Sebab, ada beberapa perubahan yang terjadi di dalam postur APBN 2020, diantaranya adalah pelebaran defisit. Dari yang semula berada pada level 5,07 persen dari Pendapatan Domestik Bruto (PDB) atau sebesar Rp853 triliun, menjadi 6,27 persen dari PDB atau sekitar Rp1028,6 triliun.
"APBN akan mengalami defisit sebesar Rp1.028,5 triliun atau 6,27 persen, di dalam rangka untuk menalangi dan mendorong ekonomi agar tetap bisa bertahan di dalam menghadapi tekanan Covid dan diharapkan bisa pulih kembali," katanya dalam konferensi press Program Pemulihan Ekonomi Nasional secara virtual, Senin (18/5).
Sri Mulyani menjelaskan, pelebaran defisit terjadi karena adanya tambahan belanja negara sebesar Rp106,3 triliun. Diantaranya digunakan untuk tambahan subsidi bagi para pelaku UMKM, perpanjangan diskon tarif listrik dan bantuan sosial (bansos) tunai, hingga cadangan stimulus sebesar Rp60 triliun.
Dari berbagai hal tersebut, bendahara negara itu memperkirakan, pertumbuhan ekonomi Indonesia pada tahun 2020 masih akan berada di kisaran 2,3 persen hingga -0,4 persen.
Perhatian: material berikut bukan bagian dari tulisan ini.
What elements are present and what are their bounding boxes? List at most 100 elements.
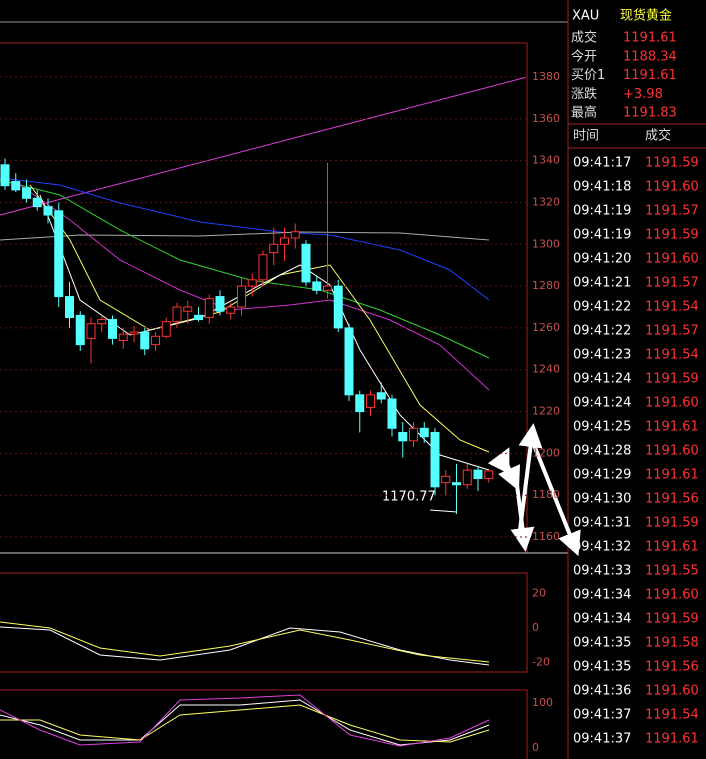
trade-price: 1191.61 [645,540,699,555]
quote-value: 1191.61 [623,31,677,46]
quote-value: 1191.83 [623,106,677,121]
candle-body [226,306,236,314]
ma-line [0,177,490,301]
kdj-line [0,699,490,746]
candle-body [97,319,107,325]
macd-line [0,621,490,663]
candle-body [333,285,343,329]
candle-body [409,427,418,442]
macd-tick-label: 0 [532,621,539,634]
candle-body [387,398,397,429]
candle-body [290,231,300,239]
candle-body [280,237,289,245]
y-tick-label: 1360 [532,112,560,125]
macd-tick-label: 20 [532,587,546,600]
candle-body [473,469,483,479]
candle-body [484,470,494,479]
candle-body [11,181,21,191]
quote-value: 1191.61 [623,68,677,83]
trade-time: 09:41:37 [573,708,631,723]
trade-price: 1191.56 [645,660,699,675]
trades-header: 成交 [645,128,671,144]
annotation-line [429,509,458,513]
trade-price: 1191.60 [645,396,699,411]
trade-price: 1191.54 [645,708,699,723]
trade-time: 09:41:22 [573,300,631,315]
kdj-tick-label: 0 [532,741,539,754]
trade-price: 1191.58 [645,636,699,651]
quote-label: 成交 [571,30,597,46]
kdj-line [0,704,490,743]
trade-time: 09:41:19 [573,228,631,243]
candle-body [204,298,214,318]
quote-value: +3.98 [623,87,663,102]
candle-body [366,394,375,408]
ma-line [0,179,490,359]
quote-label: 买价1 [571,68,605,83]
trade-price: 1191.56 [645,492,699,507]
trade-price: 1191.54 [645,348,699,363]
candle-body [43,206,53,216]
trade-price: 1191.59 [645,516,699,531]
quote-value: 1188.34 [623,49,677,64]
y-tick-label: 1220 [532,405,560,418]
trade-price: 1191.60 [645,252,699,267]
trade-time: 09:41:28 [573,444,631,459]
symbol-name: 现货黄金 [620,8,672,24]
candle-body [301,243,311,283]
trade-time: 09:41:29 [573,468,631,483]
trades-header: 时间 [573,129,599,144]
trade-time: 09:41:36 [573,684,631,699]
candle-body [194,314,203,321]
y-tick-label: 1280 [532,279,560,292]
ma-line [0,231,490,241]
candle-body [65,296,74,318]
y-tick-label: 1380 [532,70,560,83]
y-tick-label: 1320 [532,195,560,208]
y-tick-label: 1340 [532,154,560,167]
candle-body [86,323,96,339]
trade-time: 09:41:20 [573,252,631,267]
trade-time: 09:41:17 [573,156,631,171]
ma-line [19,184,490,391]
candle-body [452,482,461,486]
trade-price: 1191.59 [645,372,699,387]
quote-label: 今开 [571,48,597,64]
trade-price: 1191.60 [645,444,699,459]
y-tick-label: 1300 [532,237,560,250]
candle-body [247,279,257,287]
trade-time: 09:41:22 [573,324,631,339]
candle-body [172,306,182,323]
candle-body [237,285,246,308]
candle-body [140,331,150,350]
trade-price: 1191.57 [645,204,699,219]
trade-time: 09:41:19 [573,204,631,219]
trade-time: 09:41:35 [573,636,631,651]
trade-time: 09:41:34 [573,612,631,627]
candle-body [32,197,42,208]
y-tick-label: 1180 [532,488,560,501]
candle-body [430,431,440,488]
candle-body [344,327,354,396]
arrows [487,423,581,557]
y-tick-label: 1200 [532,446,560,459]
candle-body [129,331,139,335]
trade-price: 1191.54 [645,300,699,315]
annotation: 1170.77 [382,490,436,505]
candle-body [108,319,117,339]
kdj-tick-label: 100 [532,696,553,709]
macd-tick-label: -20 [532,655,550,668]
quote-label: 最高 [571,105,597,121]
candle-body [22,187,31,199]
candle-body [376,392,386,400]
candle-body [269,243,279,254]
candle-body [75,314,85,346]
candle-body [183,306,193,312]
trade-time: 09:41:23 [573,348,631,363]
candle-body [441,475,451,484]
trade-price: 1191.59 [645,612,699,627]
candle-body [312,281,322,291]
y-tick-label: 1160 [532,530,560,543]
kdj-line [0,694,490,747]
Dengan inflasi berada di kisaran 2 persen hingga 4 persen, nilai tukar rupiah akan berada pada posisi Rp14.500 hingga Rp15.500 terhadap dolar Amerika Serikat (AS).
Begitu pula dengan harga minyak yang dikoreksi ke bawah, yakni pada level US$30-35 per barel. Dari yang sebelumnya, di Perpres 54, masih berada pada kisaran US$38 per barel.
"Lifting minyak dan lifting gas dua-duanya mengalami penurunan dari yang ada di dalam APBN awal, maupun yang ada di dalam perpress. Sehingga ini dapat mempengaruhi penerimaan negara dari pajak maupun PNBP (Penerimaan Negara Bukan Pajak).
Dengan demikian, pendapatan negara akan mencapai Rp1691,6 triliun atau terkontraksi hingga 13,6 persen. Angka itu jauh lebih rendah daripada target pendapatan di dalam Perpres, yaitu sebesar Rp1760.9 triliun.